MARTHA BRAE, Trelawny — Hearts sank at William Knibb Memorial High School here on Tuesday when news emerged that 17-year-old grade 11 student Rodrique Frank succumbed to injuries he received in a motor vehicle crash in his Deeside community on Sunday.
The young man’s passing was especially painful as he was said to have been showing signs of recovery in hospital on Tuesday.
One of his teachers, Tamiann Palmer, recounted that when she visited Rodrique, who was described as well-behaved student with great academic potential, in hospital on Wednesday she observed nurses having to pump oxygen to assist him to breathe.
“When I went in there and I saw my student just in there still, and they’re just there pumping, manually pumping, giving him air, I said to the nurses, ‘Thank you for your services because we continue to use basket to carry water’,” Palmer told the Jamaica Observer.
The expression of gratitude, though, was tinged with annoyance at the apparent absence of proper equipment.
“How is it that you have a hospital, somebody who need a service like this and you don’t have a life support machine? You have to be there pumping, manually pumping air,” she said.
“I am a mother, so it hurt me to the core to see my child, because it’s not just a regular student,” Palmer said, her voice cracking.

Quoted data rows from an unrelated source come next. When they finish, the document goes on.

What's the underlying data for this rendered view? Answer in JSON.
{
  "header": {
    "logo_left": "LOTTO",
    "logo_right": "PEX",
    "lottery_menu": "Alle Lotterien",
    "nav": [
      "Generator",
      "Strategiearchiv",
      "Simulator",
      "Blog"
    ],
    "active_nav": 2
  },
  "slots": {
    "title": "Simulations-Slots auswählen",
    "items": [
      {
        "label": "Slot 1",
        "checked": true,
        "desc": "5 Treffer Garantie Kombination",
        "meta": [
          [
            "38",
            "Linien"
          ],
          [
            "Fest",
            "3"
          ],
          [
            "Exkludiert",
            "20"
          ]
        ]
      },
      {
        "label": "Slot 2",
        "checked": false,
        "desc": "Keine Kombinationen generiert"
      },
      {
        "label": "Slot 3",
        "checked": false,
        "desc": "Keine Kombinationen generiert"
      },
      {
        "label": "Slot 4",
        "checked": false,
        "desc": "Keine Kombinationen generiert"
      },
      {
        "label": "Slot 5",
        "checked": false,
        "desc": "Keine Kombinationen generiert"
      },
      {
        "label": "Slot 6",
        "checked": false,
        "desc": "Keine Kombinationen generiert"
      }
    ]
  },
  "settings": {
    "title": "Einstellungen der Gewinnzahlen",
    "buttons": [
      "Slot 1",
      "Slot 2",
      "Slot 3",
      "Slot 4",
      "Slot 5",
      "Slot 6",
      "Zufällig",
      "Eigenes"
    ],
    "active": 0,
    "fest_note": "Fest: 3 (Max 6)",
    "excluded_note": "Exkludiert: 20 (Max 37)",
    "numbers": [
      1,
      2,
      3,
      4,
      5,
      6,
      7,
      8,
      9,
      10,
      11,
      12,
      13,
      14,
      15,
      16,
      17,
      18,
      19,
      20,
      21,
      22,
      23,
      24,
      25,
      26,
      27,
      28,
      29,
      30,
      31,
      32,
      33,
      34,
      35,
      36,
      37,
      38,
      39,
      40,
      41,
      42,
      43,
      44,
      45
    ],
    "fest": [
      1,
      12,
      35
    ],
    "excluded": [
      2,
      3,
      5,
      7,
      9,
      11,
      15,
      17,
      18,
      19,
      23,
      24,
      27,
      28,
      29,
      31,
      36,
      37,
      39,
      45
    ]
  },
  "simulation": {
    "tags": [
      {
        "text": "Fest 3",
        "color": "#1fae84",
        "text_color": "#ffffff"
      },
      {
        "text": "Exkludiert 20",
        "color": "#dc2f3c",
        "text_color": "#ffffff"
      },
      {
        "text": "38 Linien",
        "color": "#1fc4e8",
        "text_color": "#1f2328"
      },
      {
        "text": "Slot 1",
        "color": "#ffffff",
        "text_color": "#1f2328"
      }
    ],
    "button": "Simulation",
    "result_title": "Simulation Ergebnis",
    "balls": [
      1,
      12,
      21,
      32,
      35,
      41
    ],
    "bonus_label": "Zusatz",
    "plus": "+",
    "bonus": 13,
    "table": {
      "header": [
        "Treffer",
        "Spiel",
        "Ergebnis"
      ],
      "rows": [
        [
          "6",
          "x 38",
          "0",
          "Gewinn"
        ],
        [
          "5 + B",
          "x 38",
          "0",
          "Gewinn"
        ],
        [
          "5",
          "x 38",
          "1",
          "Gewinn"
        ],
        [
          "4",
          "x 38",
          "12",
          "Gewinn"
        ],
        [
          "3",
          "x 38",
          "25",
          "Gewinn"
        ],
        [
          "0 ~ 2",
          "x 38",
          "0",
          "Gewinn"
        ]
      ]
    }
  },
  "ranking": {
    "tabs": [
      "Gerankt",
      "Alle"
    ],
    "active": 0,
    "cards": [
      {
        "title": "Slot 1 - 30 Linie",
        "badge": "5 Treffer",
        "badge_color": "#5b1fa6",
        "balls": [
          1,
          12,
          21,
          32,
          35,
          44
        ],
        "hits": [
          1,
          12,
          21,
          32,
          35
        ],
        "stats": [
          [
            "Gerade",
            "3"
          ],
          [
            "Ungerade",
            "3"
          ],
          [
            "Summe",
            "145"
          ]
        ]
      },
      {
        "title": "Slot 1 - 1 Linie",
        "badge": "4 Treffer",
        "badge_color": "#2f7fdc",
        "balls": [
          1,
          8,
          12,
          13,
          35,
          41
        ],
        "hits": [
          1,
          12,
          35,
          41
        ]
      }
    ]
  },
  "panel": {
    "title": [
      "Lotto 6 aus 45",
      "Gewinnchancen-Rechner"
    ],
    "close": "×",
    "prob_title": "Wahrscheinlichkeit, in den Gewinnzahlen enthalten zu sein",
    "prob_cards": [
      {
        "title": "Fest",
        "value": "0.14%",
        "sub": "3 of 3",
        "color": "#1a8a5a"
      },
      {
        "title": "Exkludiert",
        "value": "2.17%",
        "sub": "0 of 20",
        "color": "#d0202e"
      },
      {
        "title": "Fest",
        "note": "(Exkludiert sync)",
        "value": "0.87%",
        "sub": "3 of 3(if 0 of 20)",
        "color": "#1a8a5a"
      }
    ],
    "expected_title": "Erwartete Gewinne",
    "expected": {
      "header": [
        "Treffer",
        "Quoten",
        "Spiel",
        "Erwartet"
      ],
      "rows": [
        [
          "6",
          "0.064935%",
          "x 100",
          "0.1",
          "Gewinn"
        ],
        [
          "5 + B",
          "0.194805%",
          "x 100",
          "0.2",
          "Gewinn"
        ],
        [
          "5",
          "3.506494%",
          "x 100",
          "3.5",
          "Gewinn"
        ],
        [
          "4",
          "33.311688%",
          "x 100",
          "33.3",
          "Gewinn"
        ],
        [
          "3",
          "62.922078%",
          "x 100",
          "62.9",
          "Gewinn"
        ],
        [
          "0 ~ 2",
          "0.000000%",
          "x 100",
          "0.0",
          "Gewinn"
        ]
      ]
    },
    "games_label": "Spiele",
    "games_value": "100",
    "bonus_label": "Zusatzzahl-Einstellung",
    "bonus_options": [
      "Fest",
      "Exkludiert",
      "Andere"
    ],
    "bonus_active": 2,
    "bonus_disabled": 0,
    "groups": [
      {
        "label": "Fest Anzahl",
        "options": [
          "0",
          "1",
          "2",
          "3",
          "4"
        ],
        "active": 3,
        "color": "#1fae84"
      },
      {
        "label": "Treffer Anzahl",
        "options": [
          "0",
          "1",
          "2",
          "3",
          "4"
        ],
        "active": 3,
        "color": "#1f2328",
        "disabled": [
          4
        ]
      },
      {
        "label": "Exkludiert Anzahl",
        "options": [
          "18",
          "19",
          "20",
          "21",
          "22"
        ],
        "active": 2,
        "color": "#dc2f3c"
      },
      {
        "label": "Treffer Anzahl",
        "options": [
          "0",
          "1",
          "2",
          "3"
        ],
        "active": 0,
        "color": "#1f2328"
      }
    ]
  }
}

The teacher said that on Wednesday, when news came that the injured student was breathing on his own their hopes soared.
“We said wow! Miracle! Okay now, the battle is not over, we need to continue praying. So to get this news this morning [Thursday], and to now be consoling his classmates…” the crestfallen teacher said.
Police report that Frank was thrown from a motorcycle he was driving on the road in his community Sunday night. He was taken to Falmouth Public General Hospital where he was admitted for treatment.
On Thursday, William Knibb Memorial High Vice-Principal Audrey Steele disclosed that examinations at the school had to be suspended Thursday morning after news of Rodrique’s death.
“We had to postpone the exam that he would have sat this morning. We put it off to next week,” a distraught Steele said.
Meanwhile, Councillor Jonathan Bartley (Jamaica Labour Party, Wakefield Division) noted that there have been a number of fatal crashes on the stretch of road between Wakefield and Deeside since was it was paved last year.
“The users of the road must exercise more caution. They appealed for the road and now they get the road they must use it wisely and use it properly. We [are] losing too many of our young people, especially motorcyclists. They are damaging themselves and they damage property. One time they knock down a lightpost and the area was out of electricity for three days,” Bartley said.